Norconex / crawlers

Norconex Crawlers (or spiders) are flexible web and filesystem crawlers for collecting, parsing, and manipulating data from the web or filesystem to various data repositories such as search engines.
https://opensource.norconex.com/crawlers
Apache License 2.0
183 stars 68 forks source link

Internal sharepoint website is giving a 403 Forbidden #917

Closed michaelt16 closed 4 months ago

michaelt16 commented 7 months ago

Hi Pascal,

I have a question regarding crawling through an internal sharepoint site. It seems like everytime I go through the internal links I get a 403 forbidden, although I have setup the login aunthentication. Is there anything else I should think about when trying to solve this issue?

For context, I am testing with a depth of 1. Lets say that the first page required a log in as well (which works and able to crawl through it) but when the crawler goes through the sublinks (aka the sharepoint sites) it gives a 403 error although it typically just requires one login to access both.

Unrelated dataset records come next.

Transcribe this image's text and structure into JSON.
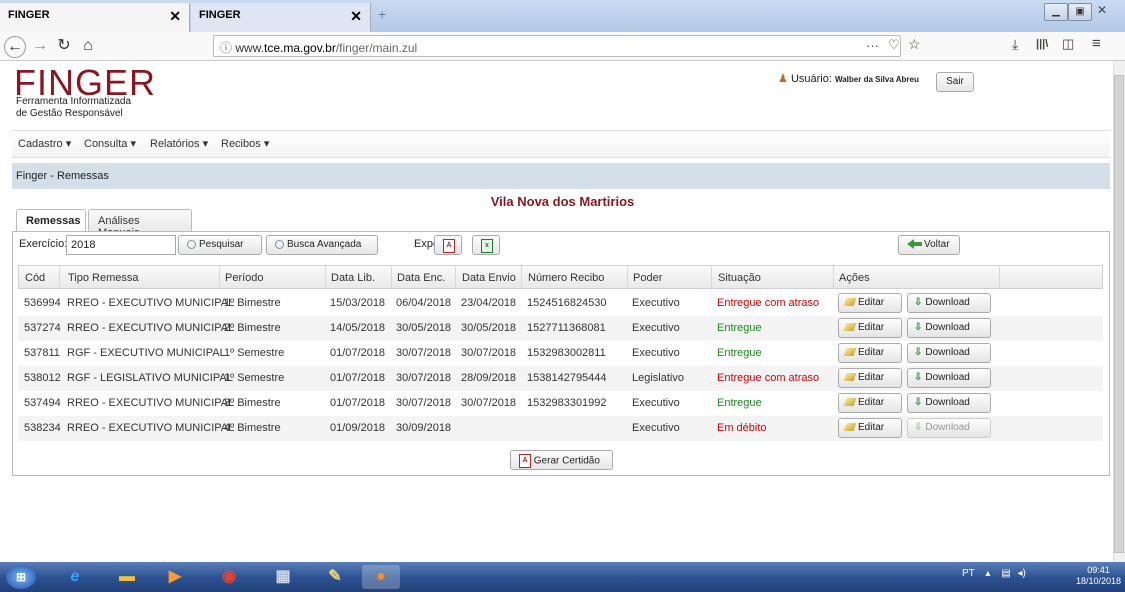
{
  "browser": {
    "tabs": [
      {
        "title": "FINGER",
        "close": "✕"
      },
      {
        "title": "FINGER",
        "close": "✕"
      }
    ],
    "url_info_icon": "ⓘ",
    "url_prefix": "www.",
    "url_host": "tce.ma.gov.br",
    "url_path": "/finger/main.zul",
    "page_actions": "···",
    "icons": [
      "back-icon",
      "forward-icon",
      "reload-icon",
      "home-icon",
      "pocket-icon",
      "bookmark-star-icon",
      "download-icon",
      "library-icon",
      "sidebar-icon",
      "menu-icon"
    ]
  },
  "app": {
    "logo": "FINGER",
    "logo_sub_line1": "Ferramenta Informatizada",
    "logo_sub_line2": "de Gestão Responsável",
    "user_label": "Usuário:",
    "user_name": "Walber da Silva Abreu",
    "logout": "Sair"
  },
  "menu": [
    {
      "label": "Cadastro"
    },
    {
      "label": "Consulta"
    },
    {
      "label": "Relatórios"
    },
    {
      "label": "Recibos"
    }
  ],
  "breadcrumb": "Finger - Remessas",
  "entity_title": "Vila Nova dos Martirios",
  "page_tabs": [
    "Remessas",
    "Análises Manuais"
  ],
  "filters": {
    "exercicio_label": "Exercício:",
    "exercicio_value": "2018",
    "pesquisar": "Pesquisar",
    "busca_avancada": "Busca Avançada",
    "exportar_label": "Exportar:",
    "voltar": "Voltar"
  },
  "table": {
    "headers": [
      "Cód",
      "Tipo Remessa",
      "Período",
      "Data Lib.",
      "Data Enc.",
      "Data Envio",
      "Número Recibo",
      "Poder",
      "Situação",
      "Ações"
    ],
    "edit_label": "Editar",
    "download_label": "Download",
    "rows": [
      {
        "cod": "536994",
        "tipo": "RREO - EXECUTIVO MUNICIPAL",
        "periodo": "1º Bimestre",
        "lib": "15/03/2018",
        "enc": "06/04/2018",
        "envio": "23/04/2018",
        "recibo": "1524516824530",
        "poder": "Executivo",
        "situacao": "Entregue com atraso",
        "status": "late",
        "download_enabled": true
      },
      {
        "cod": "537274",
        "tipo": "RREO - EXECUTIVO MUNICIPAL",
        "periodo": "2º Bimestre",
        "lib": "14/05/2018",
        "enc": "30/05/2018",
        "envio": "30/05/2018",
        "recibo": "1527711368081",
        "poder": "Executivo",
        "situacao": "Entregue",
        "status": "ok",
        "download_enabled": true
      },
      {
        "cod": "537811",
        "tipo": "RGF - EXECUTIVO MUNICIPAL",
        "periodo": "1º Semestre",
        "lib": "01/07/2018",
        "enc": "30/07/2018",
        "envio": "30/07/2018",
        "recibo": "1532983002811",
        "poder": "Executivo",
        "situacao": "Entregue",
        "status": "ok",
        "download_enabled": true
      },
      {
        "cod": "538012",
        "tipo": "RGF - LEGISLATIVO MUNICIPAL",
        "periodo": "1º Semestre",
        "lib": "01/07/2018",
        "enc": "30/07/2018",
        "envio": "28/09/2018",
        "recibo": "1538142795444",
        "poder": "Legislativo",
        "situacao": "Entregue com atraso",
        "status": "late",
        "download_enabled": true
      },
      {
        "cod": "537494",
        "tipo": "RREO - EXECUTIVO MUNICIPAL",
        "periodo": "3º Bimestre",
        "lib": "01/07/2018",
        "enc": "30/07/2018",
        "envio": "30/07/2018",
        "recibo": "1532983301992",
        "poder": "Executivo",
        "situacao": "Entregue",
        "status": "ok",
        "download_enabled": true
      },
      {
        "cod": "538234",
        "tipo": "RREO - EXECUTIVO MUNICIPAL",
        "periodo": "4º Bimestre",
        "lib": "01/09/2018",
        "enc": "30/09/2018",
        "envio": "",
        "recibo": "",
        "poder": "Executivo",
        "situacao": "Em débito",
        "status": "debt",
        "download_enabled": false
      }
    ]
  },
  "gerar_certidao": "Gerar Certidão",
  "taskbar": {
    "lang": "PT",
    "time": "09:41",
    "date": "18/10/2018",
    "apps": [
      "start-orb-icon",
      "ie-icon",
      "explorer-icon",
      "media-player-icon",
      "chrome-icon",
      "calculator-icon",
      "paint-icon",
      "firefox-icon"
    ]
  },
  "colors": {
    "brand": "#8a1620",
    "late": "#d40000",
    "ok": "#1a8a1a",
    "breadcrumb_bg": "#d3e0ea"
  }
}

What are some things I should look at when troubleshooting this? Let me know if configuration or more context is needed.

Thank you -Michael

ohtwadi commented 7 months ago

Hi Michael,

The crawler offers generic NTLM support thanks to the Apache HttpClient library. It supports a few different NTML protocol versions but may not support the one you are using. Details on supported versions: https://hc.apache.org/httpcomponents-client-4.5.x/ntlm.html

You may also want to check with your system administrator to see if there are extra security layers or special configuration requirements you need to be aware of. Maybe you need to pass custom HTTP headers, or go through a proxy (look at <headers> and <proxySettings>).

Finally, if all fails you can try to find out if they offer a way to access your site via other authentication methods or maybe even white-list the crawler IP or some other workaround. There might be other network conditions you are not meeting with NTLM alone.

If you get a specific error from the crawler that suggests a bug, feel free to share your config here and the exact error/logs so we can look for a fix.

michaelt16 commented 7 months ago

Hi,

Thank you for your response. I switched the login to ntlm and it still gave me aa 403 forbidden error unfortunately.

I was thinking of this solution, I am not sure how it is going to work though. I was thinking of using some type of java browse bot and using it alongside norconex. Since I was able to use a browse bot to login to the sharepoint sites and retrieve the html contents.

stale[bot] commented 5 months ago

This issue has been automatically marked as stale because it has not had recent activity. It will be closed if no further activity occurs. Thank you for your contributions.